Video: Lehkonen, Price help Canadiens earn series win

But Crosby, who won championships with center Evgeni Malkin and defenseman Kris Letang in 2009, 2016 and 2017, said they might have limited opportunities to win a fourth.

“With age, it’s a possibility,” said Crosby, who turned 33 on Friday. “But I can only speak personally. Obviously, I would’ve liked to stay a little bit healthier and play a full season.”

Crosby had 47 points (16 goals, 31 assists) in 41 games this season.

Things looked promising when he returned from core muscle surgery with a goal and three assists Jan. 14 in a 7-3 win against the Minnesota Wild. The Penguins were 18-6-4 in 28 games without him.

But after moving into first place in the Metropolitan Division with a 5-2 win against the Toronto Maple Leafs on Feb. 18, Pittsburgh was 3-8-0 in its final 11 regular-season games.

Sullivan said anything that happened from January to March is unrelated to this series loss. He also said nothing has shaken his confidence in Crosby, Malkin (34 years old) and Letang (33).

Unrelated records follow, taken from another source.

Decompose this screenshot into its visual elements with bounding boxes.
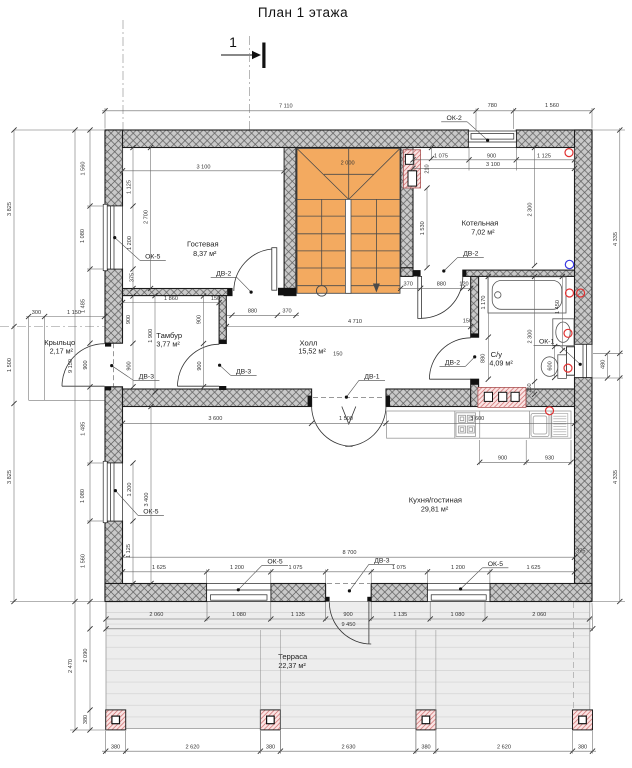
svg-text:1 080: 1 080 [232, 612, 246, 618]
svg-text:1 150: 1 150 [67, 310, 81, 316]
svg-text:1 485: 1 485 [81, 422, 87, 436]
svg-text:4 710: 4 710 [348, 319, 362, 325]
svg-text:ДВ-2: ДВ-2 [216, 271, 231, 278]
svg-text:1 560: 1 560 [81, 162, 87, 176]
svg-text:1 485: 1 485 [81, 299, 87, 313]
svg-text:1 135: 1 135 [291, 612, 305, 618]
svg-text:1 075: 1 075 [392, 565, 406, 571]
svg-text:8,37 м²: 8,37 м² [193, 249, 217, 258]
svg-text:300: 300 [32, 310, 41, 316]
svg-text:4,09 м²: 4,09 м² [489, 359, 513, 368]
svg-text:1 530: 1 530 [420, 221, 426, 235]
svg-text:370: 370 [282, 309, 291, 315]
svg-text:7,02 м²: 7,02 м² [471, 228, 495, 237]
svg-text:930: 930 [545, 455, 554, 461]
svg-text:4 335: 4 335 [613, 232, 619, 246]
svg-text:1 500: 1 500 [7, 358, 13, 372]
svg-text:900: 900 [127, 361, 133, 370]
svg-text:375: 375 [130, 273, 136, 282]
svg-text:3 600: 3 600 [470, 416, 484, 422]
svg-text:900: 900 [83, 360, 89, 369]
svg-text:1 625: 1 625 [152, 565, 166, 571]
svg-text:1 200: 1 200 [230, 565, 244, 571]
svg-text:Кухня/гостиная: Кухня/гостиная [409, 496, 462, 505]
svg-text:250: 250 [527, 383, 533, 392]
svg-text:1 075: 1 075 [434, 153, 448, 159]
svg-text:3 100: 3 100 [197, 164, 211, 170]
svg-text:1 080: 1 080 [80, 489, 86, 503]
svg-text:3 825: 3 825 [7, 202, 13, 216]
svg-text:2 000: 2 000 [341, 161, 355, 167]
svg-text:7 110: 7 110 [279, 104, 293, 110]
svg-text:ОК-5: ОК-5 [488, 561, 504, 568]
svg-text:2 090: 2 090 [83, 649, 89, 663]
svg-text:1 125: 1 125 [126, 544, 132, 558]
svg-text:ДВ-2: ДВ-2 [445, 360, 460, 367]
svg-text:3,77 м²: 3,77 м² [156, 340, 180, 349]
svg-text:1 200: 1 200 [127, 483, 133, 497]
svg-text:1 125: 1 125 [537, 153, 551, 159]
svg-text:880: 880 [437, 282, 446, 288]
svg-text:3 100: 3 100 [486, 162, 500, 168]
svg-text:3 600: 3 600 [208, 416, 222, 422]
svg-text:880: 880 [248, 309, 257, 315]
svg-text:2 060: 2 060 [149, 612, 163, 618]
svg-text:2 620: 2 620 [186, 745, 200, 751]
svg-text:ДВ-1: ДВ-1 [364, 374, 379, 381]
svg-text:480: 480 [600, 360, 606, 369]
svg-text:1 075: 1 075 [289, 565, 303, 571]
svg-text:1 860: 1 860 [164, 296, 178, 302]
svg-text:2,17 м²: 2,17 м² [50, 347, 74, 356]
svg-text:ОК-5: ОК-5 [267, 559, 283, 566]
svg-text:1: 1 [229, 34, 237, 50]
svg-text:Терраса: Терраса [278, 652, 308, 661]
svg-text:1 900: 1 900 [148, 329, 154, 343]
svg-text:900: 900 [487, 153, 496, 159]
svg-text:Котельная: Котельная [462, 219, 499, 228]
svg-text:9 150: 9 150 [68, 359, 74, 373]
svg-text:2 620: 2 620 [497, 745, 511, 751]
svg-text:900: 900 [343, 612, 352, 618]
svg-text:15,52 м²: 15,52 м² [298, 347, 326, 356]
svg-text:900: 900 [197, 361, 203, 370]
svg-text:1 135: 1 135 [393, 612, 407, 618]
svg-text:Гостевая: Гостевая [187, 240, 219, 249]
svg-text:2 300: 2 300 [527, 330, 533, 344]
svg-text:8 700: 8 700 [343, 550, 357, 556]
svg-text:2 300: 2 300 [528, 203, 534, 217]
svg-text:ОК-1: ОК-1 [539, 339, 555, 346]
svg-text:900: 900 [498, 455, 507, 461]
svg-text:ОК-5: ОК-5 [145, 254, 161, 261]
svg-text:380: 380 [111, 745, 120, 751]
svg-text:380: 380 [266, 745, 275, 751]
svg-text:1 200: 1 200 [451, 565, 465, 571]
svg-text:1 560: 1 560 [81, 554, 87, 568]
svg-text:3 825: 3 825 [7, 470, 13, 484]
svg-text:ОК-2: ОК-2 [447, 115, 463, 122]
svg-text:150: 150 [333, 351, 342, 357]
svg-text:1 080: 1 080 [80, 229, 86, 243]
svg-text:120: 120 [459, 282, 468, 288]
svg-text:2 470: 2 470 [68, 659, 74, 673]
svg-text:9 450: 9 450 [342, 622, 356, 628]
svg-text:150: 150 [211, 296, 220, 302]
svg-text:780: 780 [488, 103, 497, 109]
svg-text:ДВ-3: ДВ-3 [374, 558, 389, 565]
svg-text:2 060: 2 060 [532, 612, 546, 618]
svg-text:1 450: 1 450 [555, 300, 561, 314]
svg-text:880: 880 [481, 354, 487, 363]
svg-text:ДВ-3: ДВ-3 [236, 369, 251, 376]
svg-text:380: 380 [83, 715, 89, 724]
svg-text:375: 375 [576, 549, 585, 555]
svg-text:2 630: 2 630 [342, 745, 356, 751]
svg-text:900: 900 [197, 315, 203, 324]
svg-text:380: 380 [421, 745, 430, 751]
svg-text:600: 600 [548, 361, 554, 370]
svg-text:1 125: 1 125 [126, 180, 132, 194]
svg-text:2 700: 2 700 [144, 210, 150, 224]
svg-text:210: 210 [425, 164, 431, 173]
svg-text:900: 900 [126, 315, 132, 324]
svg-text:1 625: 1 625 [527, 565, 541, 571]
svg-text:1 560: 1 560 [545, 103, 559, 109]
svg-text:1 080: 1 080 [451, 612, 465, 618]
svg-text:370: 370 [404, 282, 413, 288]
svg-text:ДВ-3: ДВ-3 [139, 374, 154, 381]
svg-text:1 170: 1 170 [481, 296, 487, 310]
svg-text:22,37 м²: 22,37 м² [278, 661, 306, 670]
svg-text:29,81 м²: 29,81 м² [421, 505, 449, 514]
svg-text:1 200: 1 200 [127, 236, 133, 250]
svg-text:План 1 этажа: План 1 этажа [258, 5, 348, 20]
svg-text:1 500: 1 500 [339, 416, 353, 422]
svg-text:380: 380 [578, 745, 587, 751]
svg-text:4 335: 4 335 [613, 470, 619, 484]
svg-text:150: 150 [463, 319, 472, 325]
svg-text:3 400: 3 400 [144, 493, 150, 507]
svg-text:ДВ-2: ДВ-2 [463, 251, 478, 258]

“I think these guys are still elite players. I believe in this core,” Sullivan said. “They’re elite hockey players, and I still think there’s elite play left in them. So that’s just what I believe. Obviously, at some point, everybody’s window closes. So you could argue that with any team in the League. But I strongly believe that this group has a lot of elite hockey.”

Crosby scored three points (two goals, one assist) in the series. Malkin had an assist. Letang had no points.

On Thursday, Malkin said he wasn’t ready for this run to end. One day later, the Penguins managed 22 shots on goal and were shut out by Carey Price.

“I think we still believe in the core group of this team,” Letang said. “I think we have a lot left in the tank. We’re going to keep playing hard and give everything for the Penguins. I think we have to be better. This year, we didn’t play good enough to win, but I feel comfortable with the group of guys that we have.”